It is apparent that no problem will occur even if the second shield electrode 2241 is provided in the present embodiment.

(Embodiment 7)

Image forming can be conducted in an embodiment in which a function is performed by each of the shield electrodes which are provided in the above-mentioned embodiments 3 through 6. Even in a condition in which the same potential is applied to the first and second shield electrodes 2141 and 2241, and formation of a stable cloud of the developing agent is conducted by making substantially zero the strength of the electric field between the first and second control electrode layers 21 and 22 in a direction of the flight of the developing agent and any potential is applied to the developing agent carrier and the opposing electrode, smooth movement is stably conducted in a oscillating electric field of the developing agent.

The third shield electrode 2142 plays a roll for cleaning the first control electrode layer 21 facing to the opposing electrode and control of the amount of the taken up developing agent is enabled on the fourth shield electrode 2242. Details of their function and operation is identical to that which has been described in the foregoing embodiments 3 to 6.

(Embodiment 8)

In the above-mentioned embodiments 1 through 7, the developing agent which has passed through the second gate 2221 may often pass through the first gate 2121 when the cloud of the developing agent is formed between the first and second control electrode layers 21 and 22. If the developing agent is wanted to be flown in this gate or the developing agent is not at the flying timing at which the developing agent passes through, the developing agent which has unwantedly passed through the gates will be deposited to the recording medium in a undesired position on the opposing electrode, resulting in a defect on the image.

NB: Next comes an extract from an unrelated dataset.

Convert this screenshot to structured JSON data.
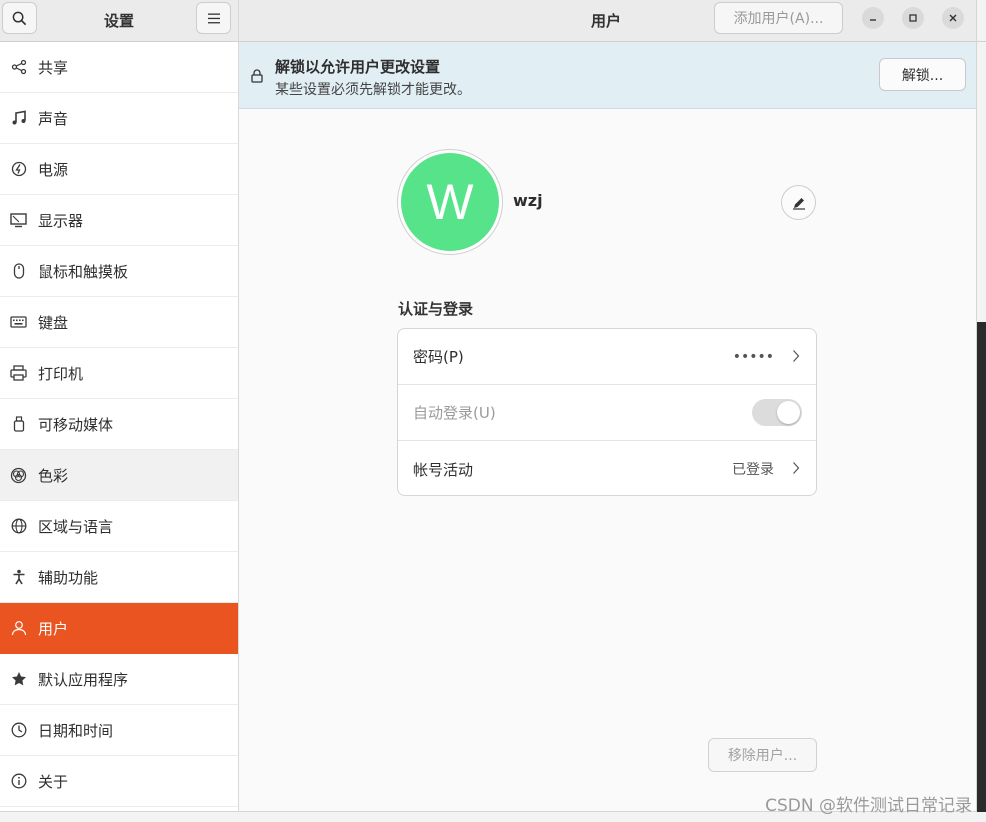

In order to prevent such a phenomenon from occurring, the gates are disposed in such a manner that the central axes of gates of the first and second control electrode layers 21 and 22 are not aligned with each other a shown in FIG. 33. In this case, the gates are disposed so that they are offset in a recording medium conveying direction and the distance between the central axes of the gates is 300 μm and the apertures are never aligned with each other. The oscillating electric field is formed in a recording medium conveying direction similarly to the above-mentioned embodiment.

Now, operation of the present embodiment will be described with reference to FIGS. 32 through 39 and based upon the embodiments 4 and 6 in which the first and second shield electrodes are provided.

FIG. 32 shows an example of the timing relation between the applications of voltages applied to electrodes in the present invention. The embodiment using the timing relation will be described.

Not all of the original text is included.